Even though governments throughout the world are vowing to expand green energy, they continue to give far more subsidies to fossil fuels than renewable – 10 to 12 times more, according to recent reports.
Bloomberg New Energy Finance identified US$43–$46 billion last year allotted by governments for renewable energy. Meanwhile, oil, coal and gas received $557 billion in subsidies from the 37 countries that represent 95% of global subsidisation of fossil fuels in 2008, says the International Energy Agency (IEA). In its latest World Energy Outlook the IEA says that government support for both electricity from renewables and biofuels was $57 billion in 2009, of which $37 billion was allocated to the former.
With such a gap in government support, does the oil industry have any reason to worry?

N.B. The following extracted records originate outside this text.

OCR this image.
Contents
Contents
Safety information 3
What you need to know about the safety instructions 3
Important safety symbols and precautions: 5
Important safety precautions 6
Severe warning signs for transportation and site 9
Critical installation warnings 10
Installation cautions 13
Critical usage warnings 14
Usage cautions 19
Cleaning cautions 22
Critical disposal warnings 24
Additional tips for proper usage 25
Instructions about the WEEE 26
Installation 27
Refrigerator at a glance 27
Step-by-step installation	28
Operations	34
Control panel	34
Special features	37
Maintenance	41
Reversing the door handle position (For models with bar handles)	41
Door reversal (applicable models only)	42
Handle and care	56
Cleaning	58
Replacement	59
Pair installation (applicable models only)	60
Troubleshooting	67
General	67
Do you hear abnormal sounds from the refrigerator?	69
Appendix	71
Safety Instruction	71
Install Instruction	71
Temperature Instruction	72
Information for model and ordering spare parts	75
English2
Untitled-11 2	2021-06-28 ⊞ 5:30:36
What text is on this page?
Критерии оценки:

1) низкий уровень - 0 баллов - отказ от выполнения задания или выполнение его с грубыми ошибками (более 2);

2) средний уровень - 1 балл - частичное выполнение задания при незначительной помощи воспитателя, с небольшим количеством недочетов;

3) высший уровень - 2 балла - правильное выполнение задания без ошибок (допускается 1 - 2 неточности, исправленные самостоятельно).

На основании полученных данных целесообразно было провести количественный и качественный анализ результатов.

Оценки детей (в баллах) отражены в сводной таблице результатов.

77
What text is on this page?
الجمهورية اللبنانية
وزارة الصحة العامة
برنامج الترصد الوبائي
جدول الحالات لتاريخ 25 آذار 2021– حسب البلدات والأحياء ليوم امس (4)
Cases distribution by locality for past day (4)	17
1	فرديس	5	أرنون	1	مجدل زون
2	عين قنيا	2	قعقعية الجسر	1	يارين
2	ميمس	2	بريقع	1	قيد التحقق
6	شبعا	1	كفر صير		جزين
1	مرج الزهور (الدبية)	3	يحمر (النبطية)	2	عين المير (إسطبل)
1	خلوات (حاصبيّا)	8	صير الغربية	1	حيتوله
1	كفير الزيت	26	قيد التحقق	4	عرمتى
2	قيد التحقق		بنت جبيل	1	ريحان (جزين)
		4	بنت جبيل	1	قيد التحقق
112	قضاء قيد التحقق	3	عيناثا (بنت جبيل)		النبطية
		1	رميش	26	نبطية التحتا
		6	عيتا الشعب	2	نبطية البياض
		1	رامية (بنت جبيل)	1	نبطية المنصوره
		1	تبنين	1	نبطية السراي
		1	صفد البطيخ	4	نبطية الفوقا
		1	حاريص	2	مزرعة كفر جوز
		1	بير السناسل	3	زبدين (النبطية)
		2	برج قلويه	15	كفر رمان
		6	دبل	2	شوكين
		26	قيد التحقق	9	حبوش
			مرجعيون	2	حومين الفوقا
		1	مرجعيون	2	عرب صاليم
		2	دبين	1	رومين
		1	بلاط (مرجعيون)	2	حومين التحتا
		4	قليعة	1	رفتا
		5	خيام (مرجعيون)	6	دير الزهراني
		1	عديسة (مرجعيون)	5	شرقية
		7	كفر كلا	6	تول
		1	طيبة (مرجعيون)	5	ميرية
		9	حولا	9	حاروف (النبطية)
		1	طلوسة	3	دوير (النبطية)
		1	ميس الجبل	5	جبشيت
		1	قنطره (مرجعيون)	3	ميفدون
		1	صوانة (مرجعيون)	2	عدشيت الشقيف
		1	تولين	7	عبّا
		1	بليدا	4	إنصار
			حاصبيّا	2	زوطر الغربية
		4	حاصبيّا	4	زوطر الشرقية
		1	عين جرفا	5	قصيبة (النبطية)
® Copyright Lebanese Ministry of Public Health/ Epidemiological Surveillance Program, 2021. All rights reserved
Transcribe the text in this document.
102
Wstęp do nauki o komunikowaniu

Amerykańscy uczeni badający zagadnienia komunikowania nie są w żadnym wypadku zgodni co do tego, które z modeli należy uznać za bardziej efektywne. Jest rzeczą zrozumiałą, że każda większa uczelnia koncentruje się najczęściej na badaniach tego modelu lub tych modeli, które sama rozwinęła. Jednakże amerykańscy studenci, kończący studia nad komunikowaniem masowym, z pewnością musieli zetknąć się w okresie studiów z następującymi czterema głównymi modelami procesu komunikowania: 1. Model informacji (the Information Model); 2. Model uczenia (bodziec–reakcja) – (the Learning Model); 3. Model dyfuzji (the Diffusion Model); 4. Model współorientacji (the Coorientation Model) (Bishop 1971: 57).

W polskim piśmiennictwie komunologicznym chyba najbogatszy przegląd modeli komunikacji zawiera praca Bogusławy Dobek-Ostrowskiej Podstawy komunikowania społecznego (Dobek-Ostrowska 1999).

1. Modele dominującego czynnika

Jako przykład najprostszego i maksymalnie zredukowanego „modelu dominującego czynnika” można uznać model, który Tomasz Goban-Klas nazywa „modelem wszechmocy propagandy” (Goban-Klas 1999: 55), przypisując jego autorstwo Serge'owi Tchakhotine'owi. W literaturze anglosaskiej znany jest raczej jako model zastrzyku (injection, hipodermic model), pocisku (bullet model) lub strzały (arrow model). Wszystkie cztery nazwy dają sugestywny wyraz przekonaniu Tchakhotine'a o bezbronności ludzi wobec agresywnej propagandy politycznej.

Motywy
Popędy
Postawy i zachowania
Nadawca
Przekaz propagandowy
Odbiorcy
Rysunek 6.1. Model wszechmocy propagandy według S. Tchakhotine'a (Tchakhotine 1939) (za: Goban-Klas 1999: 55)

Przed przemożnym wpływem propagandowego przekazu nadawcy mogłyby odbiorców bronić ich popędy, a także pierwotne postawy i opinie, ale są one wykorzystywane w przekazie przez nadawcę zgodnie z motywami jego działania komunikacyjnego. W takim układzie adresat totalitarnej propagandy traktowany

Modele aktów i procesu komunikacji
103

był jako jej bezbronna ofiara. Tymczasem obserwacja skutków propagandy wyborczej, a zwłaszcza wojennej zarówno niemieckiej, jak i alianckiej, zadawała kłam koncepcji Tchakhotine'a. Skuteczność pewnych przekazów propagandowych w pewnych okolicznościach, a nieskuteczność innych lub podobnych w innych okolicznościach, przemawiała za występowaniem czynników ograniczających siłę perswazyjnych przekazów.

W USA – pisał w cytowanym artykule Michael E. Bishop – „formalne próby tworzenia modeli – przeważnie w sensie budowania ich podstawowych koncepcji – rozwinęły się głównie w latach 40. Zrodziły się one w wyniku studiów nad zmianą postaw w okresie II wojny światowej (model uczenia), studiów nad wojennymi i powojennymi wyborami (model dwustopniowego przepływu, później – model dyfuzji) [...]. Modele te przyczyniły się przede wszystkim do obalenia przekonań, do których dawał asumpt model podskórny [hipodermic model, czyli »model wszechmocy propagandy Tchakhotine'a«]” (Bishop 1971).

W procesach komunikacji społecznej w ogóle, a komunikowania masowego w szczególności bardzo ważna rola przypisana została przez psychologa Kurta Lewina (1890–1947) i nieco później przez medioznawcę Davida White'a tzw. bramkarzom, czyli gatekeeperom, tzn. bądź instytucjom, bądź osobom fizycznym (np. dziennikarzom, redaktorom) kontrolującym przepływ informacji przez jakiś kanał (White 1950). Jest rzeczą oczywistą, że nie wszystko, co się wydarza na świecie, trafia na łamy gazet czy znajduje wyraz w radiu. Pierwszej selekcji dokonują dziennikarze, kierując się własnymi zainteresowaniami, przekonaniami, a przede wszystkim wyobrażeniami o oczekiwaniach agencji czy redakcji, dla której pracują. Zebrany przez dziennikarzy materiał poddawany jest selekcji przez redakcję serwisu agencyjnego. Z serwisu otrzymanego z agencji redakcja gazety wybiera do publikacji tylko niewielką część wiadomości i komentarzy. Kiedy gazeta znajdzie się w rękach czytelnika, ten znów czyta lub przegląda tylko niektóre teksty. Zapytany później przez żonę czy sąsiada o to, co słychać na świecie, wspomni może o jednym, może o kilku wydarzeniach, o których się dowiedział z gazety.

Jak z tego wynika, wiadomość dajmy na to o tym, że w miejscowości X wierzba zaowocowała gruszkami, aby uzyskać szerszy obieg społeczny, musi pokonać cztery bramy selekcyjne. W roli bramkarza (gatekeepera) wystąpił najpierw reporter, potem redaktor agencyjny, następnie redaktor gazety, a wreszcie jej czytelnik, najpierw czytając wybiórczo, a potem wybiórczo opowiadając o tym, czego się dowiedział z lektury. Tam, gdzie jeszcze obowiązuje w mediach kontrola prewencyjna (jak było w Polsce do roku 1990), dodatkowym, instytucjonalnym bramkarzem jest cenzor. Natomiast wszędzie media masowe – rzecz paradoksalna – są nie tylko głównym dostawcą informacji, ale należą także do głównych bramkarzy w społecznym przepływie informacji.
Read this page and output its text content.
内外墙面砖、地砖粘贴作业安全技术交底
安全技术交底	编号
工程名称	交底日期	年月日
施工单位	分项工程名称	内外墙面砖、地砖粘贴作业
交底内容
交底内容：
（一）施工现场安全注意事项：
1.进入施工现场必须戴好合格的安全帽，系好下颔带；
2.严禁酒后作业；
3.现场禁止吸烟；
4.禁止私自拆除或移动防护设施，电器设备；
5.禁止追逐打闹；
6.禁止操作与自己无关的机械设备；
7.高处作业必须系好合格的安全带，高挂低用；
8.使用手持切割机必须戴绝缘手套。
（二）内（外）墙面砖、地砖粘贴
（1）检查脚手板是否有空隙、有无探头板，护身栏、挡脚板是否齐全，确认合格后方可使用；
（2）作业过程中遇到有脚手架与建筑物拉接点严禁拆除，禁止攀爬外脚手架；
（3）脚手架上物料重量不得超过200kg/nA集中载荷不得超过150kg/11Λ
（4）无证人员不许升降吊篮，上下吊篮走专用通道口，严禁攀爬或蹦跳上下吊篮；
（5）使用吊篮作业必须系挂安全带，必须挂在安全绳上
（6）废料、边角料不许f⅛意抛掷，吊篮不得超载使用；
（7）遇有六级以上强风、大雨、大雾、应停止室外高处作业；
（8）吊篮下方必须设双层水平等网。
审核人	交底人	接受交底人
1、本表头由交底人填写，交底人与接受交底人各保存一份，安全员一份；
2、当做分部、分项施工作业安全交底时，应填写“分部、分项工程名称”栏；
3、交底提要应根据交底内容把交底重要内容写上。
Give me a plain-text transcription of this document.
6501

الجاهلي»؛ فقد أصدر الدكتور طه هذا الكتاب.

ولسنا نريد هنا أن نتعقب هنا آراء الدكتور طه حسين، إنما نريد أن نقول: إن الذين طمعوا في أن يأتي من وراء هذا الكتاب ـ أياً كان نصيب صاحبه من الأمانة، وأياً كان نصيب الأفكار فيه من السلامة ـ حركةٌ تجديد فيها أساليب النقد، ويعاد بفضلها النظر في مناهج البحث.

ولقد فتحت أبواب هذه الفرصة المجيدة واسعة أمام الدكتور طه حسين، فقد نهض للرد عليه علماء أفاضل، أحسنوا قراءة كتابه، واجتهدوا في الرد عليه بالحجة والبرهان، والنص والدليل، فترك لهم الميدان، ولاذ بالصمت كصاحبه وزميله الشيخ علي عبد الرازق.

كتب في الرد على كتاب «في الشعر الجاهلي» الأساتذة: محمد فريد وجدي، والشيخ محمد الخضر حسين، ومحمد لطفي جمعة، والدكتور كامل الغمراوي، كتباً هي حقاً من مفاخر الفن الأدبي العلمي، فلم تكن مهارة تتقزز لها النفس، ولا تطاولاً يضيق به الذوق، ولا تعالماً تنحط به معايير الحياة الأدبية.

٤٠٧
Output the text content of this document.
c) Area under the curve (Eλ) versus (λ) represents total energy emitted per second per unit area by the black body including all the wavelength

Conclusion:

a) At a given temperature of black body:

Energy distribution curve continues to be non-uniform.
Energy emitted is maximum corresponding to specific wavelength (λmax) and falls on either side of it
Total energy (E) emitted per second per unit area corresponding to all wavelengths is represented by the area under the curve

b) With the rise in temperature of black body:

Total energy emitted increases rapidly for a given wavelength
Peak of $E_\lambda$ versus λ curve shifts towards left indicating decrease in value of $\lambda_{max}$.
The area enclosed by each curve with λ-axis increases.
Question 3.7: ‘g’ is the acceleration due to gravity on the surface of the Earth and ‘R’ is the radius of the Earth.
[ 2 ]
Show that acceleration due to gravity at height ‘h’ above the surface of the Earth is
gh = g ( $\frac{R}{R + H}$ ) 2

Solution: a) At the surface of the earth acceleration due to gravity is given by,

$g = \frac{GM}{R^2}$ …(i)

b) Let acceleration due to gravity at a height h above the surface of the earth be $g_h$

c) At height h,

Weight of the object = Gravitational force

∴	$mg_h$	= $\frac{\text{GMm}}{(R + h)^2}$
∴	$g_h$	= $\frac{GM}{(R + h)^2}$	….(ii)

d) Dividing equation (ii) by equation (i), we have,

It appears so. Several nations have begun analysing the disparity with an eye toward rolling back at least some of the subsidies. G20 leaders, in particular, have expressed consternation about the inequity, and are discussing a phase-out of the subsidies. Their concern is that fossil fuel subsidies distort markets, encourage fuel gluttony and undercut efforts to expand clean energy.
Consumers in the 37 countries analysed by IEA on average paid only 71% of the market price for oil. Middle Eastern nations, in particular, are known for large subsidies to fossil fuels. For example, in 2008, Iranian consumers paid 38 US cents per gallon for gasoline and Saudi Arabians about 61 US cents, says the US Energy Information Administration (EIA).